Thursday, November 10, 2011

another deployment day down & a sprinkler

time goes by so.stinking.fast. my life is based, gauged, recorded and documented in a revolving pattern of deployments, or moves. i recall memories in increments of pre-deployment, during deployment, or post- deployment. or duty stations. it is dysfunctional ,yes, it is. somehow i feel it makes me constantly aware of change. i’m sure other people have their methods of doing the same thing. for me i know greg left sixty something days ago. in some ways it seems like yesterday. in some ways and in others it seems like ages. i try to imagine what it will really be like to have him home again, i can’t fully do it.  the kids have adapted to some new ways of doing things, and have grown and changed on their own as well.
asher has turned two
and tate is riding his bike.
the weather is changing.
keegan has had ceremonies, awards ceremonies, and has just been excelling in general at school.
i.feel.older

my heart aches a little to know we can’t get this time back.

the thing that is bad about this, as i’m sure i’ve said before is deployments tend to rush your life. i just want the to be over, and that’s not going to change. but i don’t want to miss anything. because deployments are here…..to stay…..for now.

because it’s Veterans Day, and i don’t say it enough…

i am more proud of the military and my husband today then ever. pre- military i didn’t understand the sacrifice and i didn’t really know what it meant to serve in the military. without dying, though that’s what it is for some, serving  is one way while on this earth ,still living, you can fully give of yourself. i’m not talking about myself or a roll as a spouse. i’m talking about the active duty member, on the field. you have to give up ,at least temporarily, every desire you have mentally, physically, and emotionally.

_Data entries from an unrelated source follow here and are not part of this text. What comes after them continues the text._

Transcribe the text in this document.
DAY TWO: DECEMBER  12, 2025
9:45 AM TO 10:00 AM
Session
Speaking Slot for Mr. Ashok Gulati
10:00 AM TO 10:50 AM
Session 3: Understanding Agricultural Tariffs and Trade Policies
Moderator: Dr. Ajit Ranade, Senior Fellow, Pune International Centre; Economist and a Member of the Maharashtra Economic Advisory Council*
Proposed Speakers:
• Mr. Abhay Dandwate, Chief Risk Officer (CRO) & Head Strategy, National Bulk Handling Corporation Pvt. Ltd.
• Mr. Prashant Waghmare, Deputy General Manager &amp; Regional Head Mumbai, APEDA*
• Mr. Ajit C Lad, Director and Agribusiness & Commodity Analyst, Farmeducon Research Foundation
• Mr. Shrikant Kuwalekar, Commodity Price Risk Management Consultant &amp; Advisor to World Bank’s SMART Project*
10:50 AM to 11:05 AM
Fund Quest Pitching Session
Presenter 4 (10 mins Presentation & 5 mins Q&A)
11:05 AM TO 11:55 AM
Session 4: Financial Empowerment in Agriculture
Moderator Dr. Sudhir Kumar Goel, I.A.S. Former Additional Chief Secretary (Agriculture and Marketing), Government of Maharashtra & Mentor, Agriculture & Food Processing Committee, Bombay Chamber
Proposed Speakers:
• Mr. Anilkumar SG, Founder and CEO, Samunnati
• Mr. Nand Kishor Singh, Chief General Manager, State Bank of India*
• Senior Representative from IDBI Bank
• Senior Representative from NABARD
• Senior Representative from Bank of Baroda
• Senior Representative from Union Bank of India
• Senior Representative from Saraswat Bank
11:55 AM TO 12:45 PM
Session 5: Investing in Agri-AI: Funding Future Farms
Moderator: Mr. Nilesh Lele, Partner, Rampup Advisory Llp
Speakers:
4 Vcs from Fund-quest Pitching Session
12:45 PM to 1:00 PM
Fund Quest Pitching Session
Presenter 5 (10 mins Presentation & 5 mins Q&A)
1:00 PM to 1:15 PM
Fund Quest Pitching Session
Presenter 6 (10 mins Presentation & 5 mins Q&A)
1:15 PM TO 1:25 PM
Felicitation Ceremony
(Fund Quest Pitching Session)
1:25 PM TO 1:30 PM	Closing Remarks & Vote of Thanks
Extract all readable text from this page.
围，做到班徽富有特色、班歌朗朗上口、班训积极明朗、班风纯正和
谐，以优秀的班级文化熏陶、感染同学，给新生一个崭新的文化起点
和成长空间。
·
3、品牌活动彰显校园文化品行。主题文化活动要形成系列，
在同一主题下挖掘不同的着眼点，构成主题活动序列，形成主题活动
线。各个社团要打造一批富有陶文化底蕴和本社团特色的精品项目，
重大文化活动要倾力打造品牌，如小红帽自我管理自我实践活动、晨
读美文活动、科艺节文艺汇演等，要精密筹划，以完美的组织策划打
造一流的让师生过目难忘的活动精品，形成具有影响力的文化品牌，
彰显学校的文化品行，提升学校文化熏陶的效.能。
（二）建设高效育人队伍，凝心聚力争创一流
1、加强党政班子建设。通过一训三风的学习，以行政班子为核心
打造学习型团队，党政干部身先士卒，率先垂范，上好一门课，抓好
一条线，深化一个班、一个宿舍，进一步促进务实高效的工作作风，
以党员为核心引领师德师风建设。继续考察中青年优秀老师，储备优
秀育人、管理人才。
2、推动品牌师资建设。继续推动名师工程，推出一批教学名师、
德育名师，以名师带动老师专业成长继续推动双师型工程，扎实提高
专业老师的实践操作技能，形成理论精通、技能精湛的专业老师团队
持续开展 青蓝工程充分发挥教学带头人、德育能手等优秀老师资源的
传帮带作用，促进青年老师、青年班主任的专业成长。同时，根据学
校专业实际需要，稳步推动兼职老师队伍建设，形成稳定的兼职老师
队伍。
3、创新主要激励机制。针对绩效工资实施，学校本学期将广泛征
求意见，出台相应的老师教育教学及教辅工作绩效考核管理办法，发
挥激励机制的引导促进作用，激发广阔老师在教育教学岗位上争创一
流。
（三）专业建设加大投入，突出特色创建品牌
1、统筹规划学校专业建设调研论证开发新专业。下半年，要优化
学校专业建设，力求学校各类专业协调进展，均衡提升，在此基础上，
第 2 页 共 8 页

It is selfless, and it is necessary. and it is appreciated my me. it is a job i wouldn’t want to do. being left behind over and over is one of the hardest thing i have done, but it can’t compare to the  sacrifice military men and women give everday.

right now my husband is "over there" again... thousands, of thousands of miles away. sleeping in a small room, on a bunk, with a pink blanket(yes, a pink blanket because that's what they had and begars can't be choosers), he can't read this blog, or see this pictures because well...the military doesn't believe in blogging. nahhhh.. the computers just won't let him. but anyway, im thinking of him, and thinking of all he has sacrificed, and i am truly thankful.

he’s a moment/memory “during deployment”
Sprinkler time. In Florida. In November.
DSC_0455DSC_0448
DSC_0454
DSC_0458
DSC_0460DSC_0462
friends
DSC_0469
DSC_0474

2 comments:

heather said...

I just want you to know that I feel for you, even though I can't relate to what you're going through. I appreciate all the sacrifices you make...YOU. Not just your husband, though he makes them with his life on the line. But I think sometimes, wives left behind have it harder. You are an amazing, strong, selfless woman who is such an encouragement to me. I'm praying for you!

Sarah said...

Thanks Heather. Your kind words always mean a lot to me. Sorry i didnt get back to this post sooner. Thanks so so much!